Dans un cabaret sordide, le directeur au bord de la faillite, engage un nouveau présentateur et une équipe prodigieuse. Il espère donner un spectacle comme il n'en existe nulle part ailleurs. La réalité et l'illusion se mêlent, et l'esprit du directeur se perd. Un enfant, à la voix sublime, fait partie de l'équipe. C'est l'histoire à l'envers de Pygmalion : le directeur du cabaret tombe amoureux de la voix de l'enfant, il veut la préserver des lois de la nature. Dans sa folie "artistique", il ira jusqu'à sculpter dans la chair de l'enfant.

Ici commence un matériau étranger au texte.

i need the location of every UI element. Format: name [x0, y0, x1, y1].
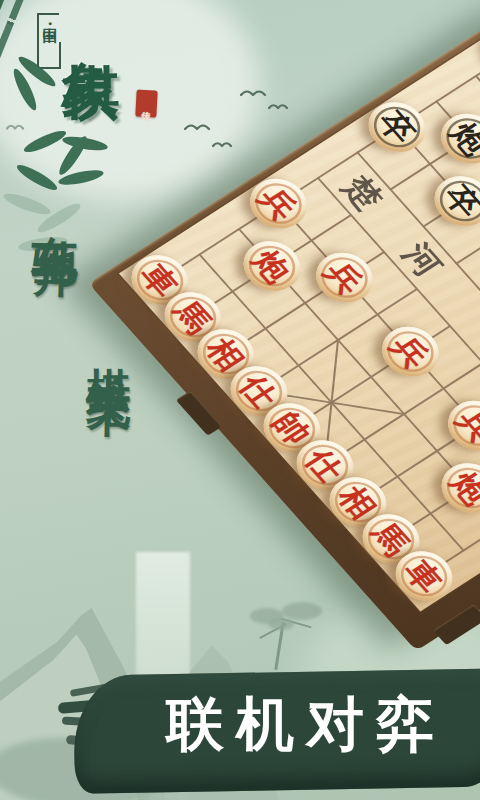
bird-icon — [268, 101, 290, 111]
slogan-column-2: 棋术绝天下 — [80, 332, 139, 372]
logo-bracket — [40, 42, 61, 69]
app-title: 象棋 — [58, 14, 124, 20]
tree-decoration — [268, 618, 294, 630]
tree-decoration — [282, 602, 322, 620]
splash-screen: 楚 河 車馬象卒炮士將卒兵士炮象卒兵車馬馬車卒兵相炮仕卒兵帥仕炮兵相馬車 中・国… — [0, 0, 480, 800]
seal-text: 传统 — [142, 103, 152, 104]
online-play-label[interactable]: 联机对弈 — [166, 688, 480, 760]
bird-icon — [240, 86, 268, 98]
bird-icon — [6, 122, 26, 131]
slogan-column-1: 车驰马奔 — [26, 197, 89, 223]
seal-badge: 传统 — [135, 89, 157, 117]
bird-icon — [212, 139, 234, 149]
bird-icon — [184, 120, 212, 132]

Toute la trame de l'histoire est orchestrée par le présentateur avec la virtuosité d'un prestidigitateur. Le public finit, lui aussi, par confondre réalité et spectacle. Dans la pièce, Gilad Evron s'attaque à la culture-commerce, aussi bien qu'à la culture-idole. Il nous plonge dans un univers où tout est spectacle, tout est marchandise. Deux visions se confrontent : l'une permet au nom du sublime de commettre les pires atrocités, l'autre vise à doper le public avec les divertissements les plus bas.

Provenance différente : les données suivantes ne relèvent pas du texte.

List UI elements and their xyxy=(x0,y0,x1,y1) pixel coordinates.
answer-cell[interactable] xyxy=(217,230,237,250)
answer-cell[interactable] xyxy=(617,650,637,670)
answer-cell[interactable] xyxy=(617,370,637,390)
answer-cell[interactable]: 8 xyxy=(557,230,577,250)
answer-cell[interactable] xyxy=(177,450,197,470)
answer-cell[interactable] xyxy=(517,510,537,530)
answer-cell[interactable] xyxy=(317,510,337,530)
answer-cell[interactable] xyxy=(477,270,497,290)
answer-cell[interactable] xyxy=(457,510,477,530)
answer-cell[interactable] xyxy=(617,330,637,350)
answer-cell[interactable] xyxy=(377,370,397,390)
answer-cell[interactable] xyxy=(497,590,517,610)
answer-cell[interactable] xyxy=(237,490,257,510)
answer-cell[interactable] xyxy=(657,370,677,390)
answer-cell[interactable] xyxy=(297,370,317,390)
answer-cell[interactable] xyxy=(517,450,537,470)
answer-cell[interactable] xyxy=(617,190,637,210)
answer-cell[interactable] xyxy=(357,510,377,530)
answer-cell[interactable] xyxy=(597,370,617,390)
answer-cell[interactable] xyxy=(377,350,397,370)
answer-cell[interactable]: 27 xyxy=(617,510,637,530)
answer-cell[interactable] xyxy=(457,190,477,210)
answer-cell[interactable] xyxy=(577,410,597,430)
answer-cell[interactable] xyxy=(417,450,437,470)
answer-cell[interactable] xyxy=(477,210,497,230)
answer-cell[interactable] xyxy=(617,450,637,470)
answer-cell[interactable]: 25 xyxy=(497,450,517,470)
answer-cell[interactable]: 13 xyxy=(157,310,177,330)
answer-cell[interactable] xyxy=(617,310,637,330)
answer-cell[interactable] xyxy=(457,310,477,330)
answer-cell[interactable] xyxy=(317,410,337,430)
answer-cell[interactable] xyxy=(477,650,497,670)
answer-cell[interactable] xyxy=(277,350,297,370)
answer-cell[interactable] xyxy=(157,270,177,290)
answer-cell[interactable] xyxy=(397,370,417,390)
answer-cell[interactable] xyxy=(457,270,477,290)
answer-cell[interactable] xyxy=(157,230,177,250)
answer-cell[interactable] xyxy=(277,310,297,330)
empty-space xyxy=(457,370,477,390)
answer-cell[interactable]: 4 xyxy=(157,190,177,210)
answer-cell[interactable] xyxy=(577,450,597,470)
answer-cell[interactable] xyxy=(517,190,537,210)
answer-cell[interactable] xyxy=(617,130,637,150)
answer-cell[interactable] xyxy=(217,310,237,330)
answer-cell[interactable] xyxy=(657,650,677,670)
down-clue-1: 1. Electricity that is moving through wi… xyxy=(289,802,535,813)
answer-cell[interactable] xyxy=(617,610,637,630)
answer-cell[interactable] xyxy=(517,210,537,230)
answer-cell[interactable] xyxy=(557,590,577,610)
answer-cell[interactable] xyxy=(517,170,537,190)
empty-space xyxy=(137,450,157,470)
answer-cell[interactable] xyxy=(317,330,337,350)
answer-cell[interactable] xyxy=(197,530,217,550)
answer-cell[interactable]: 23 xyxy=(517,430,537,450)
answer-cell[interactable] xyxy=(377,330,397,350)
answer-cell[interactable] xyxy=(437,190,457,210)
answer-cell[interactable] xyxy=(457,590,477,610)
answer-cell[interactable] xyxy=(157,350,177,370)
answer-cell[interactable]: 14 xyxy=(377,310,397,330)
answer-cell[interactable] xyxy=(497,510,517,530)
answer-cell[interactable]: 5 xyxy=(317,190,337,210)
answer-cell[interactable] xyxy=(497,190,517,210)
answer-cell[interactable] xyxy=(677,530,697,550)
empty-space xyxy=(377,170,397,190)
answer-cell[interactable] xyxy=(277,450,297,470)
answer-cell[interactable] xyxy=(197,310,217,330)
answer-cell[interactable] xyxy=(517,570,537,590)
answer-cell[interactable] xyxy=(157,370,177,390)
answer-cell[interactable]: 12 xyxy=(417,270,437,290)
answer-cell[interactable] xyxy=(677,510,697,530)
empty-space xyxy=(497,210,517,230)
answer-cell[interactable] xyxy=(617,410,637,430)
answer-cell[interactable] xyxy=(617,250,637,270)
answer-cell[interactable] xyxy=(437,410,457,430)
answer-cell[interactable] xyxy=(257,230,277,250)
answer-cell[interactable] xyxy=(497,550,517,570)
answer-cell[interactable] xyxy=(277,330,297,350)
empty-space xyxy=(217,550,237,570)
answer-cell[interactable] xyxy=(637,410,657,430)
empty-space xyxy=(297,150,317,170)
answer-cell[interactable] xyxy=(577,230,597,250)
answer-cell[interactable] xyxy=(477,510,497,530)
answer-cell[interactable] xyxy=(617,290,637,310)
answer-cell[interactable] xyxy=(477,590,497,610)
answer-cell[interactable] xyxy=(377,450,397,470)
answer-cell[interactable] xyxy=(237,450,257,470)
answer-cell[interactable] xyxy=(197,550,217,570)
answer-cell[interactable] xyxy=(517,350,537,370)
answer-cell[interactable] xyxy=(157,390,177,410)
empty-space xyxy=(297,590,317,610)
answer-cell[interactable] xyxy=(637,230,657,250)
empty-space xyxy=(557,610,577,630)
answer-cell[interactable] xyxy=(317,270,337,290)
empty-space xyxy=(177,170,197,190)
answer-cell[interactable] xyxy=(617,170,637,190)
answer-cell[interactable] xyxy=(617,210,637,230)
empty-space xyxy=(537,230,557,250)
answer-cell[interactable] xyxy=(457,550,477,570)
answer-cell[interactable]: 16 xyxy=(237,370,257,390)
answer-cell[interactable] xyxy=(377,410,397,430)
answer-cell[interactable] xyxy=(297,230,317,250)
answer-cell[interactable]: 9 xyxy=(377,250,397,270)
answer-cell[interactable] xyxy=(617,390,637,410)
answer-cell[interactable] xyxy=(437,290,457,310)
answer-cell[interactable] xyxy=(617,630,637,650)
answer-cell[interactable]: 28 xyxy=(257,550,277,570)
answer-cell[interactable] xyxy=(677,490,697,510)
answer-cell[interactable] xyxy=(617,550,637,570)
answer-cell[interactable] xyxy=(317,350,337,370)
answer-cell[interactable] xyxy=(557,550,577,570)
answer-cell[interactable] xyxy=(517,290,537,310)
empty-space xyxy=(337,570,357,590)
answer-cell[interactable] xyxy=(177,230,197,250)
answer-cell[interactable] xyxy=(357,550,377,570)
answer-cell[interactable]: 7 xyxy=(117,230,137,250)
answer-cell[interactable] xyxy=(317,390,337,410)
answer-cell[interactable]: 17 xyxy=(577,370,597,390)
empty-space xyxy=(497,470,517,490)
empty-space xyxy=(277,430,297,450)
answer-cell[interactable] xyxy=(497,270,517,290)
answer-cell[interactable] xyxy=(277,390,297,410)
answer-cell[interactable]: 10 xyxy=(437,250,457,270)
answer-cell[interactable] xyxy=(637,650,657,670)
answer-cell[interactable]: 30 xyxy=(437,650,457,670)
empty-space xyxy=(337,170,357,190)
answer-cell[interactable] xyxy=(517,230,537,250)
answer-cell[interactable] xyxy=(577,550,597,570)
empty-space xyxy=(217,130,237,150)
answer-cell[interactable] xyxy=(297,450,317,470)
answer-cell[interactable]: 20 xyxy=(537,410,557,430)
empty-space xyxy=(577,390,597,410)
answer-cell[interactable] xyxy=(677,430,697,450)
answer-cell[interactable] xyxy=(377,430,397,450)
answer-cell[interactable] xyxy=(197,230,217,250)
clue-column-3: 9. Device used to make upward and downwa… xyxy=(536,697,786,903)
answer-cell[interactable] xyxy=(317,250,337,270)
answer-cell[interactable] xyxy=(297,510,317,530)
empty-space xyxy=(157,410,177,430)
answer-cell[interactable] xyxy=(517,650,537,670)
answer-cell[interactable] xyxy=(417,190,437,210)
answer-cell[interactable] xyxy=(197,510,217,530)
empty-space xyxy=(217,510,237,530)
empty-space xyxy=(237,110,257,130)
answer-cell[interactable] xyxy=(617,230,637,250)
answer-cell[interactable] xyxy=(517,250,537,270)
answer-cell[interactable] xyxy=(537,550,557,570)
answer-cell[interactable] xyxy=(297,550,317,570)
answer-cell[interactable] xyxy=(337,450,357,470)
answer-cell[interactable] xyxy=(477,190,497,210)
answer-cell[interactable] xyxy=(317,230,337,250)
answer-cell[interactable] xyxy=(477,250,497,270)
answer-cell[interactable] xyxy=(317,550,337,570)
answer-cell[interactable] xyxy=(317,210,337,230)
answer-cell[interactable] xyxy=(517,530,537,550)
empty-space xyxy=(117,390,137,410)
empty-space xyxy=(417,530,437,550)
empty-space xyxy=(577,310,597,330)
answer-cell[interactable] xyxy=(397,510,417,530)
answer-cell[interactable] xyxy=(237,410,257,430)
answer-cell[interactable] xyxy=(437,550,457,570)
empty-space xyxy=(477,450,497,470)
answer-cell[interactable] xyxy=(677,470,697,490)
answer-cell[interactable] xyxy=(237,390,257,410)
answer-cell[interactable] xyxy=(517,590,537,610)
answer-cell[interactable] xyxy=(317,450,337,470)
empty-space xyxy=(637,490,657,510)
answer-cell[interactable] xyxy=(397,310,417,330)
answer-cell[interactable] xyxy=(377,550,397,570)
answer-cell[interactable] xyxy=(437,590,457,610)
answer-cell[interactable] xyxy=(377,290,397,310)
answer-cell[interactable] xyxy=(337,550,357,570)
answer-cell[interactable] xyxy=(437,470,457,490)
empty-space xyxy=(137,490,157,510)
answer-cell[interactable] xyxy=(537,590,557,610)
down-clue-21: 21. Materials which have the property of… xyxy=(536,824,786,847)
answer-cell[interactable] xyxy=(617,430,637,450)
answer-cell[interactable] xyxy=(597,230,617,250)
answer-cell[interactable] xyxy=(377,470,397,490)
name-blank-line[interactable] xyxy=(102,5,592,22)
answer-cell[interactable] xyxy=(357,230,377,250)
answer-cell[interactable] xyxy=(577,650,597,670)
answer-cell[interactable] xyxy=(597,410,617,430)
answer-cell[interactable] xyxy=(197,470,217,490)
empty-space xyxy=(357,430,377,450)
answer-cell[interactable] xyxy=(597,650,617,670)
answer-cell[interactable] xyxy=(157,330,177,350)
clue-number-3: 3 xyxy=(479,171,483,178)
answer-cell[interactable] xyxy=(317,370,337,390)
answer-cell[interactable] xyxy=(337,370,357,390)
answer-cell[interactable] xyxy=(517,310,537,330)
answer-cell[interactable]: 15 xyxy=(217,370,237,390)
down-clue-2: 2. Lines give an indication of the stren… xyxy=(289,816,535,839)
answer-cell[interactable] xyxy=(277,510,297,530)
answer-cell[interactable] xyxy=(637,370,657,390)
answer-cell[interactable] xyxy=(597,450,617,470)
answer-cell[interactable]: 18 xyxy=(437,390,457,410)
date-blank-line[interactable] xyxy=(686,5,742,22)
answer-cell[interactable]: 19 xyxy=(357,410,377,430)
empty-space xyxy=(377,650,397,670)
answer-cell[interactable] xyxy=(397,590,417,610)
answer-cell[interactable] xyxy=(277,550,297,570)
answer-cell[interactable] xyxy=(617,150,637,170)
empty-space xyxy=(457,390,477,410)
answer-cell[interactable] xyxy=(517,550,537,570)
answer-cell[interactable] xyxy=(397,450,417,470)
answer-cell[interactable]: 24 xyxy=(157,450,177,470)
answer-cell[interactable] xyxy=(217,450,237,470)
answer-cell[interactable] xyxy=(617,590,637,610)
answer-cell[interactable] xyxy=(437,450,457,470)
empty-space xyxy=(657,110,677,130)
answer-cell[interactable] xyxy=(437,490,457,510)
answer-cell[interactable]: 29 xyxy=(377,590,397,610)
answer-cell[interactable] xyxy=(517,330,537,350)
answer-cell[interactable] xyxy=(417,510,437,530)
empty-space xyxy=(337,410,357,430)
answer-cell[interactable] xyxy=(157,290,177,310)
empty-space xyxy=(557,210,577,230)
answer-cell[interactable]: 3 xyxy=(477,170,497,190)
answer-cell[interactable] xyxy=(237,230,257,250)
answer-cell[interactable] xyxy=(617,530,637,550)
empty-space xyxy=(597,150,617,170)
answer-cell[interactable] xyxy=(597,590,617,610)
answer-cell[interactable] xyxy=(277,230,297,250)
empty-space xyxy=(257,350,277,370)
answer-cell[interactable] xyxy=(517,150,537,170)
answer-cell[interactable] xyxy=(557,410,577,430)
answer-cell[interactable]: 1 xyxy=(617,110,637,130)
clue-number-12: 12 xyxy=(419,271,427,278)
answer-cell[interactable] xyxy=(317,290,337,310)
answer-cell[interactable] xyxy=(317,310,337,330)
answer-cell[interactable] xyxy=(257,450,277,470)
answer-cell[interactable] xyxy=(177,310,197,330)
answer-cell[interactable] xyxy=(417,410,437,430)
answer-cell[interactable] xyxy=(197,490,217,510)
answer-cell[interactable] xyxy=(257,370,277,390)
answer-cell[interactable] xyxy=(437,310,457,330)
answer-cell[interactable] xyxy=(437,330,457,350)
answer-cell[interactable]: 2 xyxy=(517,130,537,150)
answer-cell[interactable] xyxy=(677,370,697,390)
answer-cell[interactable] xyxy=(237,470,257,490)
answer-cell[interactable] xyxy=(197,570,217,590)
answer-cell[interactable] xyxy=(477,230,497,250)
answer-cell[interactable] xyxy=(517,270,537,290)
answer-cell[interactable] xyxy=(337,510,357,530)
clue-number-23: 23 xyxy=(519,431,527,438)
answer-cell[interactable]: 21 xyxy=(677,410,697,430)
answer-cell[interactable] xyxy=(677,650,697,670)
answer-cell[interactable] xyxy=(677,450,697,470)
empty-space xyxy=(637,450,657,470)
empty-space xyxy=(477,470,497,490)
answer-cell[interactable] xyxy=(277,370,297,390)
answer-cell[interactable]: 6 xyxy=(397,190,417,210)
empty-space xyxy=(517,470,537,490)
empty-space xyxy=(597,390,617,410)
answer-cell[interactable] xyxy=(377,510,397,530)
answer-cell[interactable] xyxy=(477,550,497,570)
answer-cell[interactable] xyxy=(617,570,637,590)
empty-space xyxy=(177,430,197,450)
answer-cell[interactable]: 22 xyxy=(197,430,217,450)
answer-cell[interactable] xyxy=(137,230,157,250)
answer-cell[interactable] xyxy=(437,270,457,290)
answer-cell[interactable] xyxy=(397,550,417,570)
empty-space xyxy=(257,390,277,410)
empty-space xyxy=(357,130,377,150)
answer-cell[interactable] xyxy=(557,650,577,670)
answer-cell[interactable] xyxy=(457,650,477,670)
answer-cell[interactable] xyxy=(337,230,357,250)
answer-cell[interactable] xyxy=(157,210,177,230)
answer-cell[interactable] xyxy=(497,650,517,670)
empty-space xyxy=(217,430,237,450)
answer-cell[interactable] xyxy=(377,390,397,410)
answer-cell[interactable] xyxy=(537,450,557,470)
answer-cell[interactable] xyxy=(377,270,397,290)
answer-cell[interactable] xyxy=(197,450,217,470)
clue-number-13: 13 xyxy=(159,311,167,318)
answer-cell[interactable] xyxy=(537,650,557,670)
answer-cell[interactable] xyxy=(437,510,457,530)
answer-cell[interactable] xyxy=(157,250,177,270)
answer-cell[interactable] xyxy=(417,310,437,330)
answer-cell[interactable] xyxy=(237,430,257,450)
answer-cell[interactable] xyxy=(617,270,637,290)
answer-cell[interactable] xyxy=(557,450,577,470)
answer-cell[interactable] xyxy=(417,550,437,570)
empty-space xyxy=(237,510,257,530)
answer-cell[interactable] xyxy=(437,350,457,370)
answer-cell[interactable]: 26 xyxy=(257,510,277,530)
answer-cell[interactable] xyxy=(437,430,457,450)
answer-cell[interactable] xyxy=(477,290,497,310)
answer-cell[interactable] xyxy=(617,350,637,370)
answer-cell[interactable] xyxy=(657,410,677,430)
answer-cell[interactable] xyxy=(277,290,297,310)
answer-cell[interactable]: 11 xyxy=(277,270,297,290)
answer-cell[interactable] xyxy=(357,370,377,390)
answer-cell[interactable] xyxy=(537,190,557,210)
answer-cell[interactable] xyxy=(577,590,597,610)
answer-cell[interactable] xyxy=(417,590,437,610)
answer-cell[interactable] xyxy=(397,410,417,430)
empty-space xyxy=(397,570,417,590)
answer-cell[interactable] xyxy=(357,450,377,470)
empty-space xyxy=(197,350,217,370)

Résumer en quelques lignes la raison pour laquelle j'ai choisi cette pièce est un défit considérable : la quantité d'idées qui sont concentrées dans une œuvre aussi compacte est étonnante. Déjà le titre de la pièce Ciel est accompagné d'un sous-titre La fin du monde. Quoi de plus actuel que cet intitulé au vu des événements qui accablent le monde aujourd'hui. L'auteur de Ciel fait preuve d'une grande clairvoyance dans son regard sur la société occidentale et ses maladies. Dans cette pièce, il nous plonge non pas dans une histoire noble et globale, mais dans un microcosme qui reflète comme un miroir la réalité : c'est l'univers du spectacle vu à travers un médiocre cabaret. De ce cadre sordide d'où surgit un univers violent ; les relations y sont mercantiles, l'illusion et la réalité s'y entremêlent de façon toujours plus tenue. Au cœur de la pièce, on assiste à un drame éthique, où l'enjeu du crime est esthétique et dont l'auteur est pris d'un coup de folie presque religieux. Quoi de plus choquant que cette petite histoire qui nous oblige à regarder en face notre avenir.